El Maestro supo en el momento en que el niño salió por la puerta. Sin embargo, el anciano no lo detuvo, sino que lo siguió en silencio.
La cabaña estaba en lo profundo de las montañas, rodeada de densos bosques. Incluso durante el día, aquellos que no conocían los caminos no se atrevían a aventurarse, temerosos de perderse o encontrarse con bestias salvajes que podrían costarles la vida.
Por la noche, era aún más intimidante. Los cantos de los pájaros, los insectos y los animales salvajes componían una sinfonía aterradora, suficiente para sacar el alma del cuerpo a cualquiera.
Moisés era joven y valiente, pero, al fin y al cabo, solo tenía unos pocos años.

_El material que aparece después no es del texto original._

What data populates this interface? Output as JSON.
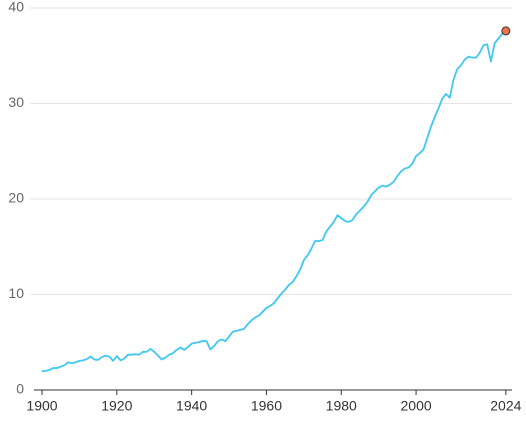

Mientras caminaba, empezó a tener miedo de encontrarse con bestias feroces que pudieran devorarlo.
Finalmente, dio media vuelta abatido y regresó a casa.
El Maestro fingió no darse cuenta y le permitió volver en silencio, entrar de puntillas a su pequeño cuarto, guardar su maletita y luego dejarse caer en la cama.
Sí, al final, estar en casa era más seguro y cómodo.
Después de este intento fallido de fuga a medianoche, Moisés fue castigado con copiar más textos médicos, lo cual hizo obedientemente sin más pensamientos de huir.
Después de terminar la llamada, Diana contactó al Maestro y arregló que Moisés llamara a Lilia, ya que Nacho lo extrañaba.
En cuestión de minutos, Lilia recibió una llamada del Maestro. Después de un breve intercambio de saludos entre los adultos, le pasaron los teléfonos a los dos pequeños.
—¡Nacho, te he extrañado mucho! —Moisés expresó su anhelo por su amiguito por teléfono.
—¡Yo también te extrañé! Ya vienen las vacaciones de verano. ¿Vendrás entonces? Si vienes, iré a tu casa y tú puedes venir a la mía también.
Moisés respondió:
—No sé. Depende de lo que decida el maestro de mi maestro. Solo puedo volver si él dice que volveremos.
—De verdad desearía poder crecer y convertirme en adulto más rápido. Así podría salir solo.
Podría ir a donde quisiera sin que los mayores restringieran su libertad como lo hacían ahora.
—¡Está bien! —respondió Nacho sin siquiera girar la cabeza, contándole con entusiasmo a Moisés—: ¡Moisés, ya soy un hermano mayor! La tía Cele tuvo un niño. Pero cuando nació, no era nada lindo y era un poco feo.
»Pero ahora ya no es feo. Es adorable. Es mi primito. ¡Oficialmente soy un hermano mayor!
Moisés soltó un «ah». La última vez que visitó el Campamento FC, había oído de mamá Diana que la tía Cele estaba embarazada.
Después de todo este tiempo, por supuesto, el bebé ya habría nacido.
—Mi hermanito y mi hermanita ya pueden caminar y me llaman "hermano mayor". Tu primito acaba de nacer. ¿Quién sabe cuánto tiempo pasará antes de que pueda llamarte así?
Nacho se quedó en silencio. Su emoción se apagó al instante con el baldazo de agua fría de Moisés.
Durante la celebración de los cien días de los mellizos de Diana, Celestia había descubierto que estaba embarazada. En ese momento, Gerard la había llevado apresuradamente de regreso a San Magdalena.
Ahora que el bebé de Celestia había nacido, Mariano y Maylin, los mellizos, ya tenían más de un año. Era natural que pudieran caminar y llamar a Moisés «hermano mayor».